Studies of the association between polymorphisms of the gene for the vitamin D receptor (VDR) and adult bone mass have been inconsistent, pointing to the possibility that gene--environment interactions may vary in different populations. We have demonstrated previously an association between weight in infancy (a marker of the intrauterine and early post-natal environment) and each of adult bone mass and VDR genotype. We therefore sought to extend these observations in an elderly UK cohort and to investigate the possibility of an interaction between these genetic and early environmental markers of later osteoporosis risk. One hundred and sixty-five men and 126 women aged 61--73 years for whom birth records were available underwent bone mass measurements at baseline and follow-up 4 years later. Whole-blood samples were obtained, DNA extracted using standard techniques and polymorphisms in the VDR and collagen type I alpha 1 (Col IA1) genes identified. In the cohort as a whole, there were no significant associations between either birthweight or VDR genotype and bone mineral density (BMD) or bone loss rate at either site. However, the relationship between lumbar spine BMD and VDR genotype varied according to birthweight. Among individuals in the lowest third of birthweight, spine BMD was higher (P = 0.01) in individuals of genotype 'BB' after adjustment for age, sex and weight at baseline. In contrast, spine BMD was reduced (P = 0.04) in individuals of the same genotype who were in the highest third of the birthweight distribution. A significant (P = 0.02) statistical interaction was also found between VDR genotype and birthweight as determinants of BMD. Similar but slightly weaker associations were seen between lumbar spine bone mineral content (BMC) and VDR genotype in the lowest birthweight tertile. When examining the relationship between Col1A1 genotype and bone mass, lumbar spine BMC was higher in individuals of genotype 'Ss' or 'ss' in the lowest birthweight tertile (P = 0.02) after adjustment for age, sex and weight at baseline. These results suggest that genetic influences on adult bone size and mineral density may be modified by undernutrition in utero.

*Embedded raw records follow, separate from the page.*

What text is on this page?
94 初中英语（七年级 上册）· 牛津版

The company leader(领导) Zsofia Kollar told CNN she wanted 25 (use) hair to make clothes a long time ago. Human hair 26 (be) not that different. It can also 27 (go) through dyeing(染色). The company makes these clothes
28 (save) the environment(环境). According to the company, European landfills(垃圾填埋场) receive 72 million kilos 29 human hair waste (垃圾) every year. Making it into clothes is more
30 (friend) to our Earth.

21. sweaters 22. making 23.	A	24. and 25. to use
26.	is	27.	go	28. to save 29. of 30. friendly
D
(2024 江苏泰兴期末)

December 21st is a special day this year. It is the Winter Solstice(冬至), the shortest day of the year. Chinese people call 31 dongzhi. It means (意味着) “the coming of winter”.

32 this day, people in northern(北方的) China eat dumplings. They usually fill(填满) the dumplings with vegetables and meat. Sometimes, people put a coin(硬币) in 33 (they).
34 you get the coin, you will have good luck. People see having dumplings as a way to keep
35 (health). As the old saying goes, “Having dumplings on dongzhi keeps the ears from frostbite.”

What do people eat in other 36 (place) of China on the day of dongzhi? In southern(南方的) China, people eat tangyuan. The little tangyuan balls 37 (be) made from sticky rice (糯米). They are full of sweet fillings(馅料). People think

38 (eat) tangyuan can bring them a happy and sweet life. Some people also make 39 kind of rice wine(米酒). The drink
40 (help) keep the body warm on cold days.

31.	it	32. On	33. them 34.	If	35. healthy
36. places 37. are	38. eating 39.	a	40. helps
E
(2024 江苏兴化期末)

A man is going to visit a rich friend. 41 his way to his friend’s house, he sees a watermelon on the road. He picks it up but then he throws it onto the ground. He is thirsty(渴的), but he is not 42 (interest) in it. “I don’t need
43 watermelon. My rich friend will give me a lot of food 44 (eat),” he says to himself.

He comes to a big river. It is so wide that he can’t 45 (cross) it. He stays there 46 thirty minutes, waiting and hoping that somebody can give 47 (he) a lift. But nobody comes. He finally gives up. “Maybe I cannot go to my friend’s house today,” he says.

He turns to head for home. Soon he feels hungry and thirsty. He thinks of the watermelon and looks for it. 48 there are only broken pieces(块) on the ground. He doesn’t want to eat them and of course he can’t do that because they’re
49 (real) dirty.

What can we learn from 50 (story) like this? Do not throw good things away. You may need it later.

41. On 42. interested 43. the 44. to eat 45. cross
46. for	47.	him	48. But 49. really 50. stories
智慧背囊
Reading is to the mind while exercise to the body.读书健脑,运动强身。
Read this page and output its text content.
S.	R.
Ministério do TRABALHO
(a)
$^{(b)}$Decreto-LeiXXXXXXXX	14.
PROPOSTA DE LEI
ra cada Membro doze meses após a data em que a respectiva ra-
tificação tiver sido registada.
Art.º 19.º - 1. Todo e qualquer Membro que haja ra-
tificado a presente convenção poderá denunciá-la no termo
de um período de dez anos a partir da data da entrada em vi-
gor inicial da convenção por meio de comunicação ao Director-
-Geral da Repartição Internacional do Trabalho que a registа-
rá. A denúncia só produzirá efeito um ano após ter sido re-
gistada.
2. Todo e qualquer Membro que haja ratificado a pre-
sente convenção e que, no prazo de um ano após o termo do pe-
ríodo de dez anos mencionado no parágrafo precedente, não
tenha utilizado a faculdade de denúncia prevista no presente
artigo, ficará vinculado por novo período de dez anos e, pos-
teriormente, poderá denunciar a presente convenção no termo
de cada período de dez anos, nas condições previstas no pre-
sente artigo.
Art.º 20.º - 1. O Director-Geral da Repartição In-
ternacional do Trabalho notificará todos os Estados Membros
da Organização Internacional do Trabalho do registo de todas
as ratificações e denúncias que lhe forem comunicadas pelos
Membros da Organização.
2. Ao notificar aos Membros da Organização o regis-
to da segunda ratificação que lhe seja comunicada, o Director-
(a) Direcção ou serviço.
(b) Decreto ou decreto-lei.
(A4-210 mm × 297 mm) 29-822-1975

维生素D受体(VDR)基因多态性与成人骨量之间的关联研究结果并不一致,这表明基因 - 环境相互作用在不同人群中可能存在差异。我们之前已经证明婴儿期体重(子宫内和出生后早期环境的一个标志)与成人骨量及VDR基因型之间存在关联。因此,我们试图在一个英国老年队列中扩展这些观察结果,并研究这些遗传和早期环境标志物之间相互作用对后期骨质疏松症风险的影响。165名男性和126名年龄在61 - 73岁且有出生记录的女性在基线时进行了骨量测量,并在4年后进行了随访。采集全血样本,使用标准技术提取DNA,并鉴定VDR和I型胶原α1(Col IA1)基因的多态性。在整个队列中,出生体重或VDR基因型与任何一个部位的骨矿物质密度(BMD)或骨丢失率之间均无显著关联。然而,腰椎BMD与VDR基因型之间的关系因出生体重而异。在出生体重最低的三分之一人群中,经年龄、性别和基线体重校正后,“BB”基因型个体的脊柱BMD较高(P = 0.01)。相比之下,出生体重分布最高的三分之一人群中,相同基因型个体的脊柱BMD降低(P = 0.04)。还发现VDR基因型和出生体重作为BMD的决定因素之间存在显著的(P = 0.02)统计学相互作用。在出生体重最低的三分位数中,腰椎骨矿物质含量(BMC)与VDR基因型之间也观察到类似但稍弱的关联。在研究Col1A1基因型与骨量之间的关系时,经年龄、性别和基线体重校正后,出生体重最低三分位数中“Ss”或“ss”基因型个体的腰椎BMC较高(P = 0.02)。这些结果表明,子宫内营养不良可能会改变基因对成人骨骼大小和矿物质密度的影响。